Thursday, 3 November 2016


Yong Siew Toh Conservatory Orchestra
Esplanade Concert Hall
Tuesday (1 November 2016)

This review was published in The Straits Times on 3 November 2016 with the title "Colourful nod to Beethoven".

There was a Hungarian flavour to the all-Beethoven programme by the Yong Siew Toh Conservatory Orchestra in its latest concert. Guest conductor Gabor Takacs-Nagy comes from an illustrious tradition of Hungarian conductors including Georg Solti, George Szell, Ferenc Fricsay, Eugene Ormandy and Fritz Reiner. Leading the Conservatory Orchestra for a second time in concert, he brought an old world charm to what might have been standard orchestral repertoire.

Breaking from tradition, he addressed the audience before two works, briefly explaining Beethoven's inspirations and intentions. The concert opened with the brief King Stephan Overture, composed for the 1812 opening of the grand theatre in Budapest. Named after the founding monarch of Hungary, its evocation of the Hungarian spirit included long-held lines alternating with faster music of a courtly and celebratory nature. The orchestra responded well to the conductor's cues, bringing out a spirited reading with textural colour and rhythmic vigour.

Next, the orchestra accompanied Hungarian-born pianist Andras Schiff in Beethoven's First Piano Concerto in C major (Op.15). Sensitive in every way, the soloist was allowed to shine in an ultimate expression of chamber music. Schiff's account was not barnstorming, but measured and delicate to every nuance and detail. It was interesting that he observed the single F natural “wrong note” in the 1st movement, which came about because keyboards in Beethoven's time did not include the high F sharp within its range.

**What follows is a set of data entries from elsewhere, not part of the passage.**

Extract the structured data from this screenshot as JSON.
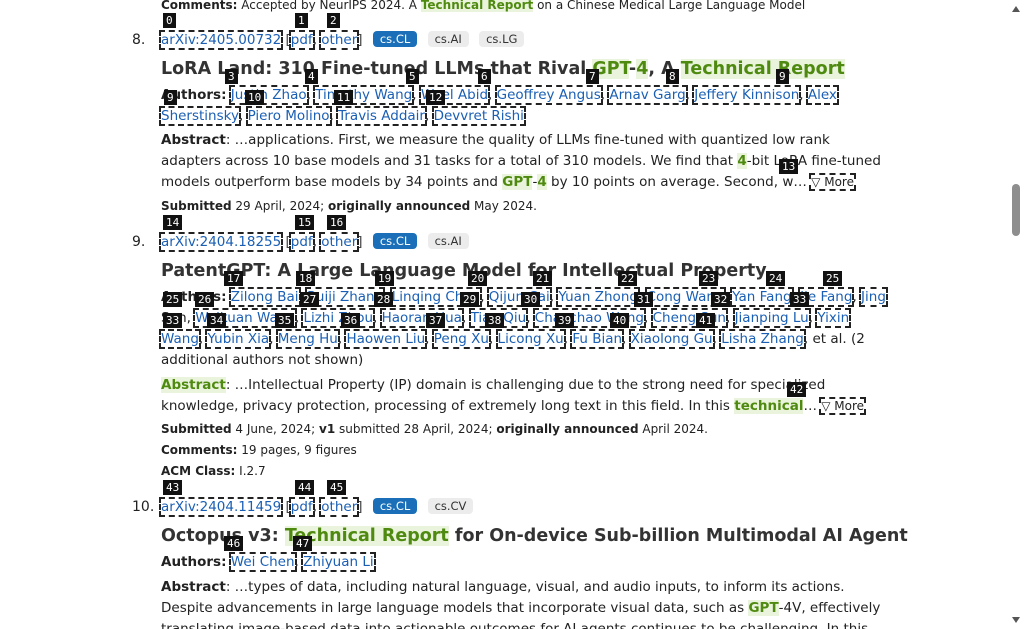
{
  "entry_top": {
    "comments_label": "Comments:",
    "comments_text": "Accepted by NeurIPS 2024. A",
    "comments_hl": "Technical Report",
    "comments_tail": "on a Chinese Medical Large Language Model"
  },
  "results": [
    {
      "number": "8.",
      "arxiv_id": "arXiv:2405.00732",
      "pdf": "pdf",
      "other": "other",
      "primary_tag": "cs.CL",
      "tags": [
        "cs.AI",
        "cs.LG"
      ],
      "title_pre": "LoRA Land: 310 Fine-tuned LLMs that Rival",
      "title_gpt": "GPT",
      "title_dash": "-",
      "title_four": "4",
      "title_mid": ", A",
      "title_hl": "Technical Report",
      "authors_label": "Authors:",
      "authors_line1": [
        "Justin Zhao",
        "Timothy Wang",
        "Wael Abid",
        "Geoffrey Angus",
        "Arnav Garg",
        "Jeffery Kinnison",
        "Alex"
      ],
      "authors_line2": [
        "Sherstinsky",
        "Piero Molino",
        "Travis Addair",
        "Devvret Rishi"
      ],
      "abstract_label": "Abstract",
      "abstract_l1": ": …applications. First, we measure the quality of LLMs fine-tuned with quantized low rank",
      "abstract_l2a": "adapters across 10 base models and 31 tasks for a total of 310 models. We find that",
      "abstract_l2hl": "4",
      "abstract_l2b": "-bit LoRA fine-tuned",
      "abstract_l3a": "models outperform base models by 34 points and",
      "abstract_l3hl": "GPT",
      "abstract_l3dash": "-",
      "abstract_l3four": "4",
      "abstract_l3b": "by 10 points on average. Second, w…",
      "more": "▽ More",
      "submitted_label": "Submitted",
      "submitted_date": "29 April, 2024;",
      "announced_label": "originally announced",
      "announced_date": "May 2024."
    },
    {
      "number": "9.",
      "arxiv_id": "arXiv:2404.18255",
      "pdf": "pdf",
      "other": "other",
      "primary_tag": "cs.CL",
      "tags": [
        "cs.AI"
      ],
      "title": "PatentGPT: A Large Language Model for Intellectual Property",
      "authors_label": "Authors:",
      "authors_line1": [
        "Zilong Bai",
        "Ruiji Zhang",
        "Linqing Chen",
        "Qijun Cai",
        "Yuan Zhong",
        "Cong Wang",
        "Yan Fang",
        "Jie Fang",
        "Jing"
      ],
      "authors_line2_pre": "Sun,",
      "authors_line2": [
        "Weikuan Wang",
        "Lizhi Zhou",
        "Haoran Hua",
        "Tian Qiu",
        "Chaochao Wang",
        "Cheng Sun",
        "Jianping Lu",
        "Yixin"
      ],
      "authors_line3": [
        "Wang",
        "Yubin Xia",
        "Meng Hu",
        "Haowen Liu",
        "Peng Xu",
        "Licong Xu",
        "Fu Bian",
        "Xiaolong Gu",
        "Lisha Zhang"
      ],
      "authors_more": ", et al. (2",
      "authors_more2": "additional authors not shown)",
      "abstract_label": "Abstract",
      "abstract_l1": ": …Intellectual Property (IP) domain is challenging due to the strong need for specialized",
      "abstract_l2a": "knowledge, privacy protection, processing of extremely long text in this field. In this",
      "abstract_l2hl": "technical",
      "abstract_l2b": "…",
      "more": "▽ More",
      "submitted_label": "Submitted",
      "submitted_date": "4 June, 2024;",
      "v1_label": "v1",
      "v1_text": "submitted 28 April, 2024;",
      "announced_label": "originally announced",
      "announced_date": "April 2024.",
      "comments_label": "Comments:",
      "comments_text": "19 pages, 9 figures",
      "acm_label": "ACM Class:",
      "acm_text": "I.2.7"
    },
    {
      "number": "10.",
      "arxiv_id": "arXiv:2404.11459",
      "pdf": "pdf",
      "other": "other",
      "primary_tag": "cs.CL",
      "tags": [
        "cs.CV"
      ],
      "title_pre": "Octopus v3:",
      "title_hl": "Technical Report",
      "title_post": "for On-device Sub-billion Multimodal AI Agent",
      "authors_label": "Authors:",
      "authors_line1": [
        "Wei Chen",
        "Zhiyuan Li"
      ],
      "abstract_label": "Abstract",
      "abstract_l1": ": …types of data, including natural language, visual, and audio inputs, to inform its actions.",
      "abstract_l2a": "Despite advancements in large language models that incorporate visual data, such as",
      "abstract_l2hl": "GPT",
      "abstract_l2b": "-4V, effectively",
      "abstract_l3": "translating image-based data into actionable outcomes for AI agents continues to be challenging. In this"
    }
  ],
  "badges": [
    "0",
    "1",
    "2",
    "3",
    "4",
    "5",
    "6",
    "7",
    "8",
    "9",
    "10",
    "11",
    "12",
    "13",
    "14",
    "15",
    "16",
    "17",
    "18",
    "19",
    "20",
    "21",
    "22",
    "23",
    "24",
    "25",
    "26",
    "27",
    "28",
    "29",
    "30",
    "31",
    "32",
    "33",
    "34",
    "35",
    "36",
    "37",
    "38",
    "39",
    "40",
    "41",
    "42",
    "43",
    "44",
    "45",
    "46",
    "47"
  ]
}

He also played chords, octaves and accompanying figurations during the orchestral tuttis, as if he were part of the general ensemble. The 1st movement cadenza was eventful in its storm and stress, capped by a loud chord followed by a cheeky soft broken chord. Beethoven's spirit would have heartily approved of this subversive and subtle humour that enlivened the music.

Gracefulness reigned in the slow movement, almost a pas de deux between piano and the orchestra's excellent clarinet principal Jang Zion. More crispness and light-hearted banter lit up the final Rondo, which leapt about with an irresistible joie de vivre. And there were two encores from the ever-generous Schiff, two Beethoven Bagatelles from Op.126. How prescient it was that the second encore included a hurdy-gurdy's bucolic drone, a most apt prelude for the Pastoral Symphony of the second half.

Takacs-Nagy adopted a comfortable pace for the orchestra to amble in the symphony's 1st movement, which relived “happy feelings on arriving in the countryside”. The gently lapping rhythm of the 2nd movement, Scene By The Brook, was bliss itself, answered by the chirpy bird-calls from the flute, oboe and clarinet.

The winds distinguished the 3rd movement's village dance, with perfect timing from the oboe, bassoon, clarinet and French horn, before the perfect storm, where the timpani hurled thunderbolts while the shrill piccolo rode the wind. Beethoven's only slow movement finale was a hymn of thanksgiving, played with an overarching warmth with the message that all's well with the world. Conductor Takacs-Nagy's final gesture of pointing to the heavens above said it all.